Benchmark vs Pandana¶
Pandana is built for raw speed on one-shot all-pairs cost: contraction-hierarchy preprocessing + a C++ inner loop, both purpose-built for exactly that workload. Aperta is built for path-first routing (it returns realized paths, not just costs), reusable tiered ODMs that survive across scenarios on the same area, and cross-modal aggregation. Speed isn’t the primary design goal — but it’s useful to know how much the extra capabilities cost. On accessibility workloads at this scale the gap turns out to be small (1–2×), and aperta is faster in some regimes. For further context, the upstream OSMnx download + consolidation for these two networks takes well over an hour — a one-time cost shared across every scenario run on the same area, dwarfing the per-query routing differences below.
Setup¶
Cumulative-opportunity accessibility to total employment on the consolidated walk and car networks of Bern + 40 km (10 km AOI buffer + 30 km destination buffer — the same area the extended example notebooks build). End-to-end wall time, including each library’s setup phase (Pandana network construction + precompute; aperta OD-pair construction + routing + accessibility); lower is better.
Results¶
Setup |
Walk (15 min) |
Car (30 min) |
|---|---|---|
Pandana — all graph nodes |
16.2 s |
19.0 s |
Aperta A — all graph nodes (single-tier, Euclidean cutoff) |
130.9 s |
275.7 s |
Aperta B — cell-snap origins, tiered destinations |
62.5 s |
118.7 s |
Aperta C — AOI-restricted cell origins, tiered destinations |
11.3 s |
28.3 s |
Three variants step through aperta’s algorithmic levers against Pandana’s baseline:
A — all-nodes, single-tier. Apples-to-apples Dijkstra on the same problem. Pandana wins by ~8–15×, its design center.

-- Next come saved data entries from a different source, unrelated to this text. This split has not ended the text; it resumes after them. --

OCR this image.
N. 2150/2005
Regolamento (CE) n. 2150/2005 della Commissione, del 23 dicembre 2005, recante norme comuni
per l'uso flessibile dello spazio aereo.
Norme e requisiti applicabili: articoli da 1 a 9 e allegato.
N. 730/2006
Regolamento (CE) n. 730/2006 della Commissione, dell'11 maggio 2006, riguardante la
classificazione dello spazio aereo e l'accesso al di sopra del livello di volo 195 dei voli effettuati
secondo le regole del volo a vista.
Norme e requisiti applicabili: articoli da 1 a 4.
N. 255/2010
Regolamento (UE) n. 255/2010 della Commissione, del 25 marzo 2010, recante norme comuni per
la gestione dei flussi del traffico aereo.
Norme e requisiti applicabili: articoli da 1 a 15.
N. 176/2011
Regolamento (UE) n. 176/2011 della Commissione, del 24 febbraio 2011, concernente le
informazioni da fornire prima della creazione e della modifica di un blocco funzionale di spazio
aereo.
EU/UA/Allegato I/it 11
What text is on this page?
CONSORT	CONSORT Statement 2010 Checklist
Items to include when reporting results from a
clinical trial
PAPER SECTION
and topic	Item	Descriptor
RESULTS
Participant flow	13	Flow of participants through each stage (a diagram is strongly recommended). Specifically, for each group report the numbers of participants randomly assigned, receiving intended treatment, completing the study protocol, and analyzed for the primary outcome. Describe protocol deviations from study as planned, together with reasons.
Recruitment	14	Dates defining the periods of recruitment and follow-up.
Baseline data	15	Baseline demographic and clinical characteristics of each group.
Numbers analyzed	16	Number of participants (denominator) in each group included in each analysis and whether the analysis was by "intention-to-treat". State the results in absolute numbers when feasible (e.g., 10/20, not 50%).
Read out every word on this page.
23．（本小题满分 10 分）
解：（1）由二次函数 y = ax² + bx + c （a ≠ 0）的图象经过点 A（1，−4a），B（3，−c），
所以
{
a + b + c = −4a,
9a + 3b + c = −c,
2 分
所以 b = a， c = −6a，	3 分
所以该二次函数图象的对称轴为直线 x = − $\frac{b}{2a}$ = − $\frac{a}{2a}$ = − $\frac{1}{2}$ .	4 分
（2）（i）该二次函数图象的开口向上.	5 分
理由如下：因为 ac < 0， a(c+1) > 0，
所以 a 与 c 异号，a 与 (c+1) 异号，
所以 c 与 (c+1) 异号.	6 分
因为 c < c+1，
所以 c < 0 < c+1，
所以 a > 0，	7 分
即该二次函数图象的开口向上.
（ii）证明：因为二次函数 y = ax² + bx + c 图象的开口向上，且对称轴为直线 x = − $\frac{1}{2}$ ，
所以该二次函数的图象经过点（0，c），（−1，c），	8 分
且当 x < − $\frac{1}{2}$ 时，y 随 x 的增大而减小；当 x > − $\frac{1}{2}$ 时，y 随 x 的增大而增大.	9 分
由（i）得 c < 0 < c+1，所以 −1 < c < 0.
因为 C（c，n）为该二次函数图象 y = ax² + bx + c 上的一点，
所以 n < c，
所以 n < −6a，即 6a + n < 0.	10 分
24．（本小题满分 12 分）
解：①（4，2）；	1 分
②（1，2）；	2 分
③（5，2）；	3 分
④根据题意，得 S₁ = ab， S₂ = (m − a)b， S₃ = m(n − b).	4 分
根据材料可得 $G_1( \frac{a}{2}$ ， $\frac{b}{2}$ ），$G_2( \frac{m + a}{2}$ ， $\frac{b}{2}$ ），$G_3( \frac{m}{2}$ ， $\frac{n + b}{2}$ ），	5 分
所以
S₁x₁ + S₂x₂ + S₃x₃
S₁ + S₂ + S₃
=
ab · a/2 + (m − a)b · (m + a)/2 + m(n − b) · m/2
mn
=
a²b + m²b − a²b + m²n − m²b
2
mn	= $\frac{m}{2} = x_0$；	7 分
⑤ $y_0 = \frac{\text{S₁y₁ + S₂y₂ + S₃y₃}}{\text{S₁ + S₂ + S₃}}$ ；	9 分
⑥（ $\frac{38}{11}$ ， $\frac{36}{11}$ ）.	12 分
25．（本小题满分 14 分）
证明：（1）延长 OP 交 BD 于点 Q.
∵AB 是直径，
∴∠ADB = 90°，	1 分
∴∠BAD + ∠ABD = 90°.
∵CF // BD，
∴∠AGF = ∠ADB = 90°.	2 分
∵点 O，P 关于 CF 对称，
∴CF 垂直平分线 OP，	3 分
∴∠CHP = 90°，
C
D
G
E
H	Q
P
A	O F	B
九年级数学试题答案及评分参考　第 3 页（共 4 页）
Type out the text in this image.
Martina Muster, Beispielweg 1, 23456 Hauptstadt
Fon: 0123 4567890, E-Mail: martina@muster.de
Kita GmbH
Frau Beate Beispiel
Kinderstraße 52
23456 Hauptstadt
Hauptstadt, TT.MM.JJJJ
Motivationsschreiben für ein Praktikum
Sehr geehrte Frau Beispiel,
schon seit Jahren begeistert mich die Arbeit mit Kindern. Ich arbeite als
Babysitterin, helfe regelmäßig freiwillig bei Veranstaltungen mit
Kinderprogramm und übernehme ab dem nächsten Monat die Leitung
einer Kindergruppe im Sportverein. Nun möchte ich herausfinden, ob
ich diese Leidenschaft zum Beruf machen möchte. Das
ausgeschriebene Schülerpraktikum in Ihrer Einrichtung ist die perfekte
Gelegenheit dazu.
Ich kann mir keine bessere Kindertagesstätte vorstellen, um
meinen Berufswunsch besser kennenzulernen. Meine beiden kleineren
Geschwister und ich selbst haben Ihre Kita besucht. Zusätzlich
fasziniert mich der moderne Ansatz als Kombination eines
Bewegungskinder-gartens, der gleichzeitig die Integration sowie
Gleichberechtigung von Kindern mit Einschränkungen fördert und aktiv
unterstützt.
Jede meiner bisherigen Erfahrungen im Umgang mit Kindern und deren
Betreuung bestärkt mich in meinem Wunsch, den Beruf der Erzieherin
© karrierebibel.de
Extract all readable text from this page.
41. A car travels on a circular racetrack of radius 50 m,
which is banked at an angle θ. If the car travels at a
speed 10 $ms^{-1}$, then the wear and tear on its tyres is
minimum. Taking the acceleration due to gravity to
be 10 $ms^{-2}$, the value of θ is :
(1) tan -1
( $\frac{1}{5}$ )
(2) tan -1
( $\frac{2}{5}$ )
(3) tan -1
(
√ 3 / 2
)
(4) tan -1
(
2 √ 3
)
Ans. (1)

B — cell-snap origins, tiered destinations. ~2× faster than A by using the 3-tier destination structure (cell tier for close pairs at cell resolution; zone tier for far pairs, replacing redundant intra-zone routing).
C — AOI cell origins, tiered destinations. The realistic production setup. Aperta runs in 11.3 s vs Pandana’s 16.2 s on walk and 28.3 s vs 19.0 s on car — within 1–2× either way. The cross-over depends on workload: aperta wins when origins can be restricted relative to graph size (walk: 21 k AOI cells out of 204 k graph nodes); Pandana wins when its CH precompute amortizes well over a long routing cutoff on a smaller graph (car: 30 min on 34 k nodes).
Reproduce¶
Run examples/extended/prepare/ end to end (one-time, slow — downloads + consolidates OSM networks), then python examples/extended/benchmark.py.